Jay was 33 when he recorded The Black Album, and he spent the next few years attempting to sink back into a record-executive role. Maybe Jay, like Too Short, thought he was getting too old to keep rapping. Months before Jay released The Black Album, 50 Cent emerged as a challenger to his New York rap throne. Jay and 50 toured together that summer, and rumors of tensions were all over the place. On The Black Album, Jay took a veiled shot at 50: “No I ain’t get shot up a whole bunch of times, or make up shit in a whole bunch of lines.” (Pity Busta Rhymes, who happened to catch a stray because his name fit the cadence.) This wasn’t Jay’s first time big-dogging 50 Cent, and 50 tried to respond. 50 moved up the release of the G-Unit group album Beg For Mercy so that it would come out on the same day as The Black Album. If 50 won that sales battle, it would be a true changing-of-the-guard moment. But it wasn’t. Beg For Mercy sold 377,000 copies in its first week. The Black Album sold 463,000. The margin wasn’t huge, but Jay still reigned.

After that, Jay couldn’t leave rap alone, retirement be damned. Within a year, he had collaborative albums with R. Kelly and Linkin Park on the market. Three years later, Jay was back with the absolute piece of shit Kingdom Come, and all pretenses at retirement came to an end. It didn’t matter. Jay had already built a monument to himself. Everything that came afterward existed in its shadow. Jay has made good records and bad ones after The Black Album. He’s seemed unbelievably cool, and he’s seemed like the corniest man on earth. (He’s closer to the latter now; the world did not need him to turn the central branch of the Brooklyn Public Library into his own personal Colossus of Rhodes.) The image of Jay shot to death at the end of the dazzling “99 Problems” video is still the one that lingers in my head — almost as if Jay really had died on that sidewalk.
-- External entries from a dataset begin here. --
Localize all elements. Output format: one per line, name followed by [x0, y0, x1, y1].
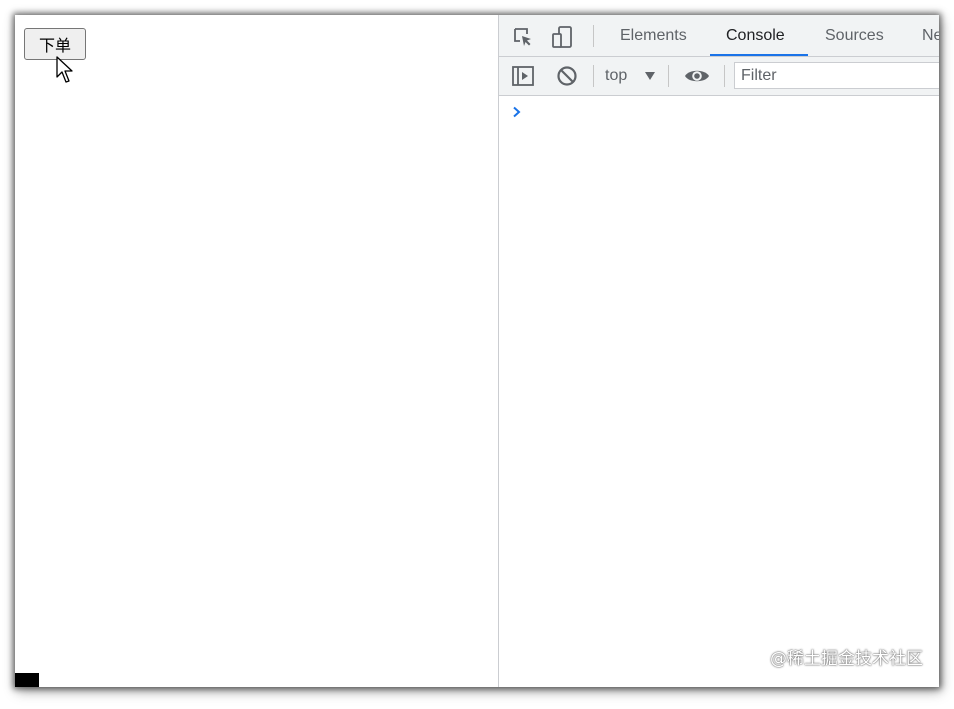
toolbar-divider: [593, 65, 594, 87]
black-block: [15, 673, 39, 687]
toolbar-divider: [593, 25, 594, 47]
page-viewport: 下单: [15, 15, 498, 687]
filter-input[interactable]: [734, 62, 939, 89]
console-toolbar: top: [499, 57, 939, 96]
live-expression-eye-icon[interactable]: [684, 64, 710, 88]
tab-elements[interactable]: Elements: [620, 15, 687, 56]
active-tab-indicator: [710, 54, 808, 56]
console-prompt-chevron-icon[interactable]: [512, 106, 522, 118]
watermark: @稀土掘金技术社区: [770, 649, 923, 669]
tab-console[interactable]: Console: [726, 15, 785, 56]
dropdown-arrow-icon[interactable]: [644, 70, 656, 82]
context-selector[interactable]: top: [605, 57, 627, 95]
device-toolbar-icon[interactable]: [551, 25, 575, 49]
browser-window: 下单 Elements Console Sources Ne top Filte…: [15, 15, 939, 687]
mouse-pointer-icon: [56, 56, 73, 83]
tab-sources[interactable]: Sources: [825, 15, 884, 56]
toolbar-divider: [724, 65, 725, 87]
devtools-tabbar: Elements Console Sources Ne: [499, 15, 939, 57]
tab-network[interactable]: Ne: [922, 15, 939, 56]
place-order-button[interactable]: 下单: [24, 28, 86, 60]
show-sidebar-icon[interactable]: [511, 64, 535, 88]
devtools-panel: Elements Console Sources Ne top: [498, 15, 939, 687]
clear-console-icon[interactable]: [555, 64, 579, 88]
toolbar-divider: [668, 65, 669, 87]
inspect-element-icon[interactable]: [511, 25, 535, 49]
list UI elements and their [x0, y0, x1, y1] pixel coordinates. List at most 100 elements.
Context matters. When The Black Album came out, Jay-Z was the coolest person on the planet. In the months that followed, younger rappers started making hit songs out of sampled fragments of stuff that Jay said on the record — T.I.’s “Bring Em Out,” Cassidy’s “I’m A Hustla.” Moments from The Black Album have their own out-of-time resonance — a mustached and mulleted Colin Farrell, for instance, tracking a pimp across a nightclub dancefloor while the Linkin Park version of “Encore” booms over the speakers in the opening scene of Michael Mann’s Miami Vice movie. Danger Mouse built a career from a gimmicky viral mixtape of Black Album remixes. Jay started playing radio-station alt-rock festivals and performing “99 Problems” with Phish and shit. Three months later, Jay’s protege Kanye West released his own era-defining debut, and then that record defeated The Black Album to win the Best Rap Album Grammy.

I wonder how The Black Album sounds to people who weren’t on board for the moment 20 years ago, who didn’t rush home from the record store to rip the plastic from their CDs. Maybe you had to be there. Maybe a young person could listen to the record now and hear a self-justifying billionaire trying to make a case for his own coolness. Personally, I don’t care. The Black Album was a moment, and some moments never fade. Sometimes, you can look back on those moments decades later, and you can still feel the jets of flame.